Вишневецкий пал на колени перед Аверкием Трофимовичем и, рыдая, стал говорить:
— Если бы я не убил его, они убили бы нас обоих… Какая разница, кто его… А я хотел жить…
— И наверно, еще хочешь…
— Да!
— Тогда рассказывай не торопясь, а я налью и выпью. Если ты заслужишь, налью и тебе… Началась новая долгая пытка.
X
Васильевна-Кумыниха получила от Екатерины Матвеевны второе письмо. Судя по штемпелю, оно было опущено в Екатеринбурге. Так сказала младшая внучка. В письме лежало другое письмо, в хорошо запечатанном конверте. На конверте крупно было написано «ГЕРАСИМУ ПЕТРОВИЧУ». Екатерина Матвеевна писала: «Васильевна, дорогая моя, передай это письмо лично Герасиму Петровичу. Из рук в руки. Будь здорова Е. З.».
Получив, переданное Васильевной письмо, Герасим Петрович недоумевал, как могут ходить письма через фронт. Значит, для «них» он не преграда. В письме Екатерина Матвеевна писала:
«Герасим Петрович! Вы знаете: что значит в моей жизни мой племянник и как я боюсь потерять его. Теперь, когда вы не очень уверены в том, в чем не сомневались еще так недавно, должны помнить, что я всегда окажу вам услугу, чего бы она мне ни стоила, если вы убережете от возможных неприятностей моего родного и единственного. Если же, Герасим Петрович, вы не захотите приложить рук и по злой вашей воле или по недостаточной энергии с вашей стороны с ним что-нибудь случится, то не взыщите. Я бога не боялась, защищая его, а теперь не побоюсь любой кары… Не пренебрегите, Герасим Петрович, этим моим письмом. Е. З.».
Если бы это письмо пришло само по себе, то можно бы и не придавать ему значения. Но письмо связывалось с невыносимым сходством старухи Кукуевой с бабкой Зашеиной. Ко всему этому Герасим Петрович знал, что на фронте вовсе не без перемен, как врут в газетах, а, напротив, там большие перемены. Ненадежен и тыл. Это не восемнадцатый год. Каждая улица Мильвы начинена порохом. Разбежавшийся мильвенский полк, так и не получивший ни номера, ни названия, стал силой, растворившейся и попрятавшейся, но готовой в любую минуту подняться и объявить в Мильве Советскую власть.

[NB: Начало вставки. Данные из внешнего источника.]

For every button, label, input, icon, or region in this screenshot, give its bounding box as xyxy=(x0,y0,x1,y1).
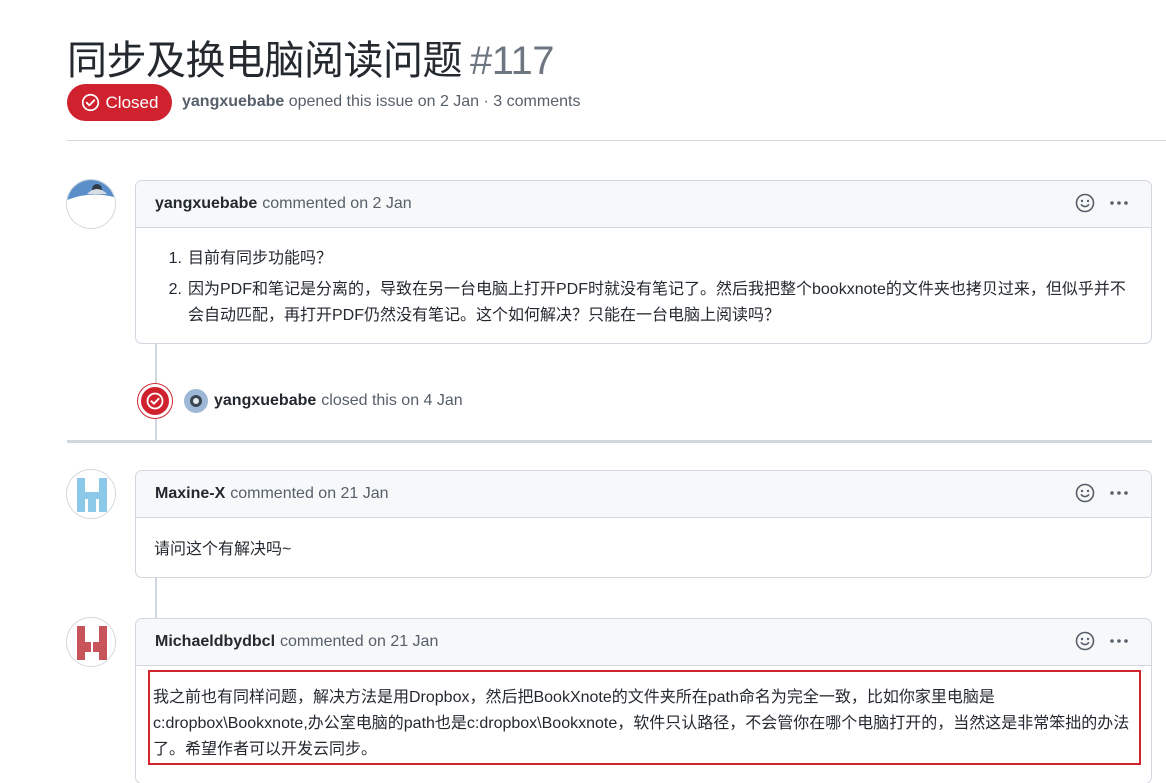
list-item-text: 因为PDF和笔记是分离的，导致在另一台电脑上打开PDF时就没有笔记了。然后我把整… xyxy=(188,281,1126,324)
issue-state-badge: Closed xyxy=(67,84,172,121)
timeline-line xyxy=(155,578,157,618)
closed-event-badge xyxy=(138,384,172,418)
list-item: 1. 目前有同步功能吗？ xyxy=(154,246,1133,272)
comment-timestamp[interactable]: commented on 2 Jan xyxy=(262,195,411,213)
comment-header: Maxine-X commented on 21 Jan xyxy=(136,471,1151,518)
comment-card: Maxine-X commented on 21 Jan 请问这个有解决吗~ xyxy=(135,470,1152,578)
kebab-horizontal-icon[interactable] xyxy=(1109,483,1129,503)
issue-title-text: 同步及换电脑阅读问题 xyxy=(67,39,463,83)
comment-card: yangxuebabe commented on 2 Jan 1. 目前有同步功… xyxy=(135,180,1152,344)
comment-timestamp[interactable]: commented on 21 Jan xyxy=(280,633,438,651)
issue-author-link[interactable]: yangxuebabe xyxy=(182,93,284,110)
smiley-icon[interactable] xyxy=(1075,483,1095,503)
comment-timestamp[interactable]: commented on 21 Jan xyxy=(230,485,388,503)
comment-body: 请问这个有解决吗~ xyxy=(136,518,1151,563)
timeline-break xyxy=(67,440,1152,443)
comment-author[interactable]: Maxine-X xyxy=(155,485,225,503)
avatar[interactable] xyxy=(66,179,116,229)
smiley-icon[interactable] xyxy=(1075,193,1095,213)
issue-number: #117 xyxy=(470,39,555,83)
comment-author[interactable]: yangxuebabe xyxy=(155,195,257,213)
check-circle-icon xyxy=(81,93,99,112)
avatar[interactable] xyxy=(184,389,208,413)
issue-meta: yangxuebabe opened this issue on 2 Jan ·… xyxy=(182,93,580,111)
header-divider xyxy=(67,140,1166,141)
timeline-line xyxy=(155,344,157,384)
kebab-horizontal-icon[interactable] xyxy=(1109,193,1129,213)
highlight-box xyxy=(148,670,1141,765)
comment-author[interactable]: Michaeldbydbcl xyxy=(155,633,275,651)
kebab-horizontal-icon[interactable] xyxy=(1109,631,1129,651)
event-text[interactable]: closed this on 4 Jan xyxy=(321,392,462,410)
issue-state-label: Closed xyxy=(105,92,159,112)
comment-body: 1. 目前有同步功能吗？ 2. 因为PDF和笔记是分离的，导致在另一台电脑上打开… xyxy=(136,228,1151,329)
comment-text: 请问这个有解决吗~ xyxy=(154,541,292,558)
issue-meta-text: opened this issue on 2 Jan · 3 comments xyxy=(288,93,581,110)
issue-title: 同步及换电脑阅读问题 #117 xyxy=(67,28,555,86)
check-circle-icon xyxy=(146,392,164,410)
smiley-icon[interactable] xyxy=(1075,631,1095,651)
list-item: 2. 因为PDF和笔记是分离的，导致在另一台电脑上打开PDF时就没有笔记了。然后… xyxy=(154,277,1133,329)
event-actor[interactable]: yangxuebabe xyxy=(214,392,316,410)
avatar[interactable] xyxy=(66,617,116,667)
timeline-line xyxy=(155,418,157,440)
comment-header: Michaeldbydbcl commented on 21 Jan xyxy=(136,619,1151,666)
list-item-text: 目前有同步功能吗？ xyxy=(188,250,333,267)
comment-header: yangxuebabe commented on 2 Jan xyxy=(136,181,1151,228)
avatar[interactable] xyxy=(66,469,116,519)
timeline-event: yangxuebabe closed this on 4 Jan xyxy=(138,384,463,418)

Екатерина Матвеевна, написав такое письмо, не прибегала к запугиванию, это не в ее характере. Она подтверждала то, во что не хотелось верить Герасиму Петровичу и что стало неотвратимым.
Когда Герасим Петрович получил приказ явиться в формируемый полк под Пермью, он не стал далее играть в прятки и сказал жене:
— Любовь, тебе с Иришей нужно уехать на всякий случай подальше от фронта. Меня вызывают в полк. Без меня может случиться всякое. Тебя на этот раз могут и не помиловать.